— Ты, мама, прежде всего успокойся и выслушай меня хорошенько. Мне нет надобности уверять тебя, что я никогда и ни на кого вас не променяю, — ты сама очень хорошо это знаешь; по крайней мере тебе пора бы уж убедиться в этом: случаев ведь много было. Но пойми, что так же как у тебя есть потребность, чтоб тебе никто не мешал распоряжаться в своем уголку, и у меня есть точно такая же потребность. Ты посмотри-ка на меня хорошенько, пристальнее: я ведь уж не маленький, не ребенок. Ты рассуди: я прожил без вас десять лет, и в эти десять лет только я один — я сам — следил за собой, направлял себя. Из-за шести тысяч верст за советами к вам бегать не приходилось. В эти десять лет я знакомился с кем мне хотелось, принимал у себя кого хотел, и ты не скажешь… ты не в праве сказать, что недовольна мной, что должна краснеть за меня! Ты этого не можешь сказать… Как же ты требуешь, посуди сама, чтоб я отказался от такой привычки, которая всосалась мне в плоть и кровь и только вместе с ними может быть вырвана из меня?.. Неужели ты думаешь, что для меня не составило бы особенного удовольствия исполнить всякую твою просьбу… все, что только я могу сделать, не греша перед своими убеждениями? Помнишь, чего ты от меня хотела… чего ты требовала, когда я уезжал отсюда в университет? Ты хотела, чтобы я был честен прежде всего. И вот ты же теперь требуешь от меня, чтоб я отвернулся от такого же честного человека, как я сам, — да! я уверен в порядочности Варгунина, — и думаешь, что это было бы честно с моей стороны! Лучше уж нам жить врознь да в мире, чем ссориться поминутно из-за пустяков…

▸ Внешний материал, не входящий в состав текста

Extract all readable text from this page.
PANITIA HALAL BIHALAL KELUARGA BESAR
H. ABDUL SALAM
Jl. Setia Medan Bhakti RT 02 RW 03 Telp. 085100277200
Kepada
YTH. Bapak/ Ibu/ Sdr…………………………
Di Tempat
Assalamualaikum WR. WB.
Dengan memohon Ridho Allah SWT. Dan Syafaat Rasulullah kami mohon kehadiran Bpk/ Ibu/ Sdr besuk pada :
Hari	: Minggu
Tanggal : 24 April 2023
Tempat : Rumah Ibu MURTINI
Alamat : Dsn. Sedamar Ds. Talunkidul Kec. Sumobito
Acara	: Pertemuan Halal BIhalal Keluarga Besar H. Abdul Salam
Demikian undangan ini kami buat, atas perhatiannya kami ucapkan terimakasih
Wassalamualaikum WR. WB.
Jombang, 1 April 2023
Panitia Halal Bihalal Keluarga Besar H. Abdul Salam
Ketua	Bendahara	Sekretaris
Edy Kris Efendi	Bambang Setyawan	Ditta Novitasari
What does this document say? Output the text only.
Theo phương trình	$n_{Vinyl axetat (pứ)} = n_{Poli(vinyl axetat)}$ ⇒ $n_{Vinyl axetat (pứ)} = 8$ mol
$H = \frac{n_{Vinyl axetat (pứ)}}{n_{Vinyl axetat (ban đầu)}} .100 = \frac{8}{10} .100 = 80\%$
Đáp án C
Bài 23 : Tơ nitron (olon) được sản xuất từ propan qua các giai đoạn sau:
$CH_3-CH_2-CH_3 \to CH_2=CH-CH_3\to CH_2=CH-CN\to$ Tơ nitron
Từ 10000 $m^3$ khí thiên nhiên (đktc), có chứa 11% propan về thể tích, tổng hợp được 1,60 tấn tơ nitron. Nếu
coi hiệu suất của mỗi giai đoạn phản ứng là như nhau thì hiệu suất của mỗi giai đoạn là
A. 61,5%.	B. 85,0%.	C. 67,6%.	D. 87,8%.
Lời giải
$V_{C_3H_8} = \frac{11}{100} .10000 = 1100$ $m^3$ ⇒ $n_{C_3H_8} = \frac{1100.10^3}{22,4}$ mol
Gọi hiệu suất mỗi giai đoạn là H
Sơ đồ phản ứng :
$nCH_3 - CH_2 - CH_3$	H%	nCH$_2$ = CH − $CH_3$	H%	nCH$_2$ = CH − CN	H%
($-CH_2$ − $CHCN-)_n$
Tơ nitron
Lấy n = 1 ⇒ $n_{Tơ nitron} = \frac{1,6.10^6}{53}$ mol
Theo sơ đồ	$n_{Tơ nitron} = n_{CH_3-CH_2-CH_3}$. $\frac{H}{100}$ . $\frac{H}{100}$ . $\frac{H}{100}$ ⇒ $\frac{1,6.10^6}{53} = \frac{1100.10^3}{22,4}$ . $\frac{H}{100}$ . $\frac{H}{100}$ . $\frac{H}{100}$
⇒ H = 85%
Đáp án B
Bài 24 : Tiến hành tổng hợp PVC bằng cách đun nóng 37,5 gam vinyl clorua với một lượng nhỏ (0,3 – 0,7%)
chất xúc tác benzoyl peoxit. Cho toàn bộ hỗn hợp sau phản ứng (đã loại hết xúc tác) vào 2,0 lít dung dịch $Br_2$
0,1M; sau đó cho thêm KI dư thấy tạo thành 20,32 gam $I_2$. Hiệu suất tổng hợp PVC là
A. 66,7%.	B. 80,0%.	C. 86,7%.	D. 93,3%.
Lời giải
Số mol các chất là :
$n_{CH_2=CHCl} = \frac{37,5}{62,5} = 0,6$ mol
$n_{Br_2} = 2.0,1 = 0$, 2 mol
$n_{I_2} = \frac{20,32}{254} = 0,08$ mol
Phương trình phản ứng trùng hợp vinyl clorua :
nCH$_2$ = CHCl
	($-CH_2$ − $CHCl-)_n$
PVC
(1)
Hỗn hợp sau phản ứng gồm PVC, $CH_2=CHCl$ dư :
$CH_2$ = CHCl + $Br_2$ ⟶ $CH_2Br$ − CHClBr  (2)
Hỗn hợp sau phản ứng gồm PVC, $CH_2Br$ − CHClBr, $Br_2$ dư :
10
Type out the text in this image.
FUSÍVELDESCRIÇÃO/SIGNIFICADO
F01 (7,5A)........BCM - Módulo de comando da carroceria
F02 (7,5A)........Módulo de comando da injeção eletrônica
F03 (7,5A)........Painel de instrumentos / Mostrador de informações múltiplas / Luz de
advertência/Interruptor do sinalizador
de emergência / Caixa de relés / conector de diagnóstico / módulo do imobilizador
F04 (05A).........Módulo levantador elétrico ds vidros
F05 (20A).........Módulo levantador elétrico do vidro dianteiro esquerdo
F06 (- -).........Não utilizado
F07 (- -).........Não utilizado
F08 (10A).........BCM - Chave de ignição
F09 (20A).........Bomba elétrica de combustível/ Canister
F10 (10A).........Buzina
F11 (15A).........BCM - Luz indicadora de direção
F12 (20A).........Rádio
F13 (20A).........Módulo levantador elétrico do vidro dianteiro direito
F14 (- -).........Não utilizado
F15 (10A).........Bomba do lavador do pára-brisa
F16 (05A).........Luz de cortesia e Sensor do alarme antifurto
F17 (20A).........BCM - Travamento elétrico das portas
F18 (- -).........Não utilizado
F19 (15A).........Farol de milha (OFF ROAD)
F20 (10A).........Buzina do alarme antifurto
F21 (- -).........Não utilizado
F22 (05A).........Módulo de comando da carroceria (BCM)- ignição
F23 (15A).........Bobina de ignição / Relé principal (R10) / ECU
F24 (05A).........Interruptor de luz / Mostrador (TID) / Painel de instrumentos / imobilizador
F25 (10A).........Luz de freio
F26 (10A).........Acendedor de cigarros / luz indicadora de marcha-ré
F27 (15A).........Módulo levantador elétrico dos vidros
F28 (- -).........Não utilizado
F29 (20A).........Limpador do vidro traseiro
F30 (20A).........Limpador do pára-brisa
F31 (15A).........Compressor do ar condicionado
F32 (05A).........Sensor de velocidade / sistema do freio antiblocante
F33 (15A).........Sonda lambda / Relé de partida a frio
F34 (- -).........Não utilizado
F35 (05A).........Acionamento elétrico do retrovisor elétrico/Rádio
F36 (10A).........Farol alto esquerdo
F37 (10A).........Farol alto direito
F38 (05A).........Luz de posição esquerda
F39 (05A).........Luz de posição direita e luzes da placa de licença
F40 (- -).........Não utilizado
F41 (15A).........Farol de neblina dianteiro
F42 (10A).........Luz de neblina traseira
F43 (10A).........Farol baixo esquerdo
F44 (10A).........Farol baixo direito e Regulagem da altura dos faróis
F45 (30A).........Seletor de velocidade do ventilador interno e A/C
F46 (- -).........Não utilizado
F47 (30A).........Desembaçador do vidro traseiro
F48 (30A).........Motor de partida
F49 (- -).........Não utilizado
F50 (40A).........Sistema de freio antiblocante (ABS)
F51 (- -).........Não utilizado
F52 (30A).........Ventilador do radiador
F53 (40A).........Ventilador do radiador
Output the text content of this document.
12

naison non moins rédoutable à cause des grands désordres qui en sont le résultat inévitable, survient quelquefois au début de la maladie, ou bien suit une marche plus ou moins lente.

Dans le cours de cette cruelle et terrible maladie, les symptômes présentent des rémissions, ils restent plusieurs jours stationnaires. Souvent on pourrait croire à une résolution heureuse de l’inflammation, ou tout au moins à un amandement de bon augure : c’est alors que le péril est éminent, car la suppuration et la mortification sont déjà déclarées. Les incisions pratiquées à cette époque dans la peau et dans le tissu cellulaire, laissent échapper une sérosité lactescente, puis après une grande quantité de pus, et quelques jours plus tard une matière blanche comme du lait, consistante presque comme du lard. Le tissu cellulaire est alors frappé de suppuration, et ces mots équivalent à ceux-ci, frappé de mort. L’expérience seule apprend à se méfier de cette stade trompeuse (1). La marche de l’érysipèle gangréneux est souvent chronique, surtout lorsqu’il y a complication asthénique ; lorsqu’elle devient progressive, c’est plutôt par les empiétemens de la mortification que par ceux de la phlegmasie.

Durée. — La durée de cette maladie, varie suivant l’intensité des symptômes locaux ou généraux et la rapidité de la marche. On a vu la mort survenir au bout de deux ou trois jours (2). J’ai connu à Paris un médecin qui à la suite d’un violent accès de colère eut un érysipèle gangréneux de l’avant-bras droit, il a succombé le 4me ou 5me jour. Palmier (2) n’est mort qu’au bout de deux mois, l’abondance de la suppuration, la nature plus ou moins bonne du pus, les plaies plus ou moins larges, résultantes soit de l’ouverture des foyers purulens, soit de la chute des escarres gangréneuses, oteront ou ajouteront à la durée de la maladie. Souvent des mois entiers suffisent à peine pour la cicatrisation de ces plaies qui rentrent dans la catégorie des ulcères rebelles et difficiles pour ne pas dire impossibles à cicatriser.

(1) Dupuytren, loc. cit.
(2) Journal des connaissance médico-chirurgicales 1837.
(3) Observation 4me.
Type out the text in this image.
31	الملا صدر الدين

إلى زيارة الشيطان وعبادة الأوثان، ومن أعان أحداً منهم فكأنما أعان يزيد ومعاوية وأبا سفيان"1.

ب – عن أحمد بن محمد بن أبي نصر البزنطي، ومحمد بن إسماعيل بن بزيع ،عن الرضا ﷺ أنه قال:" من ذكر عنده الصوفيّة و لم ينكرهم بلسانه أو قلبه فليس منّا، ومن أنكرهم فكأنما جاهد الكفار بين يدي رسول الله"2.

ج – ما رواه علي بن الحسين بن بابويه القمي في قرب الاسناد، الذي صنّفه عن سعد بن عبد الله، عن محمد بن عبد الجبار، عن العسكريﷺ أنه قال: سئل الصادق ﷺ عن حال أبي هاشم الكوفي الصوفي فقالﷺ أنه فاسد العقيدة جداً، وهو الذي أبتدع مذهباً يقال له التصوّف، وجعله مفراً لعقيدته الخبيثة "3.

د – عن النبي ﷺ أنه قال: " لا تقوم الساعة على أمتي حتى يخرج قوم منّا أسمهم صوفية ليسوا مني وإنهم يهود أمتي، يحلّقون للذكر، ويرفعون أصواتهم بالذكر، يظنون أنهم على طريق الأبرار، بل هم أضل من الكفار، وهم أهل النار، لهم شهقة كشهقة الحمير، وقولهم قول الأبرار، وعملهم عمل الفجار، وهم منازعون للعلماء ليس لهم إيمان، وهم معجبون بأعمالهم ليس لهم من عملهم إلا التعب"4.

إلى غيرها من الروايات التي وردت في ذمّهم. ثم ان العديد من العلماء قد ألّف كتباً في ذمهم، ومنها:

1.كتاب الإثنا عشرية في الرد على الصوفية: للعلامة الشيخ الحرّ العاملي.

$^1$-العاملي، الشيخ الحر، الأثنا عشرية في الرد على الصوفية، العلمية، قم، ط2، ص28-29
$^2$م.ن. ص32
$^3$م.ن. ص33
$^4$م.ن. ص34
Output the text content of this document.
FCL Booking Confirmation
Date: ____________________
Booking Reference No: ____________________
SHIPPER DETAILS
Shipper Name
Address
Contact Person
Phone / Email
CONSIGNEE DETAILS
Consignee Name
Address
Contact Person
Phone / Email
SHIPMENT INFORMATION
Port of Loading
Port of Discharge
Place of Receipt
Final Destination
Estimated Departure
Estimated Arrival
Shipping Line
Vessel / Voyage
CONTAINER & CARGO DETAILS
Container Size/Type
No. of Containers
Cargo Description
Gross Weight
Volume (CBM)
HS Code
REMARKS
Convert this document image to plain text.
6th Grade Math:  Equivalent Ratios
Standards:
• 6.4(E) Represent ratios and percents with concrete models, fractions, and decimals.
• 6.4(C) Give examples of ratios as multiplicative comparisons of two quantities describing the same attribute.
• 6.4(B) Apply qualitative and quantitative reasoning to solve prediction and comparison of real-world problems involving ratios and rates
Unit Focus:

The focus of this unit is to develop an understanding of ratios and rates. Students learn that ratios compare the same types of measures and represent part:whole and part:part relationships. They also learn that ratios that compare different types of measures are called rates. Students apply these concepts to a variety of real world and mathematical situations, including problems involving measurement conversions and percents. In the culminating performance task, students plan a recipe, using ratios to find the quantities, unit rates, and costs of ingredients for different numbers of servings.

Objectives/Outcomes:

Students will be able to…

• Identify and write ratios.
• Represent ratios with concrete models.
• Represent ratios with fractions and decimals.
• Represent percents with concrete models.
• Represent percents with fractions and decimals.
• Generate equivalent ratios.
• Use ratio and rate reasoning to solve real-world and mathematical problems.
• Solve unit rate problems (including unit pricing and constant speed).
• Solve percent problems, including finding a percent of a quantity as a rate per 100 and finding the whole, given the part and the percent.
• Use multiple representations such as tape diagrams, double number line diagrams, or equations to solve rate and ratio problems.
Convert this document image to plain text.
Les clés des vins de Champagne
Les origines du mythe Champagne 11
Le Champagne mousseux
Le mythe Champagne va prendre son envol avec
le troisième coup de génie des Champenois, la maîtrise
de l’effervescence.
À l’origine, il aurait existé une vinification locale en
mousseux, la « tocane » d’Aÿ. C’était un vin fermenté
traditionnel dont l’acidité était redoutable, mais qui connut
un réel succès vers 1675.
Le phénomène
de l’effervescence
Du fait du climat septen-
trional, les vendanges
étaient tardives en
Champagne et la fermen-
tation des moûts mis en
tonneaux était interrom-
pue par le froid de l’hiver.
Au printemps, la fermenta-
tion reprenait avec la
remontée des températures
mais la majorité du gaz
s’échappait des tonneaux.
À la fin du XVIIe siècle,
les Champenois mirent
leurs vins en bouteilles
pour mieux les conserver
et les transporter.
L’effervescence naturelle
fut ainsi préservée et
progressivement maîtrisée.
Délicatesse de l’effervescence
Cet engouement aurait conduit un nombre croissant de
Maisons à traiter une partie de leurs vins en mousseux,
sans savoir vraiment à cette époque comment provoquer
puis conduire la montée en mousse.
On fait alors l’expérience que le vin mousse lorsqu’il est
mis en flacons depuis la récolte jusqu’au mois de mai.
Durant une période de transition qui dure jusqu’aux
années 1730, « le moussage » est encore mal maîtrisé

Ирина Васильевна плакала. Она бессильно как-то склонила свою седую голову, скрестив на груди руки.
— Полно, мама, не плачь, — продолжал через минуту уже спокойнее Светлов, ласкаясь к старушке, — нам ведь это не к особенному спеху. Мы об этом еще успеем потолковать, порассудить спокойнее; еще все может уладиться отлично…
— Чего тогда родные-то скажут, батюшка? Сколько лет, скажут, не видались с сыном… ждали, ждали… а он… — не договорила старушка и залилась слезами.
— Ну, мама, не до родных нам теперь, когда у нас самих в доме слезы… — тревожно и мягко сказал Александр Васильич, опустив голову на плечо матери. — Давно ли радости были, а вот уж и слезы… Напрасно приехал, значит? — спросил он тихо.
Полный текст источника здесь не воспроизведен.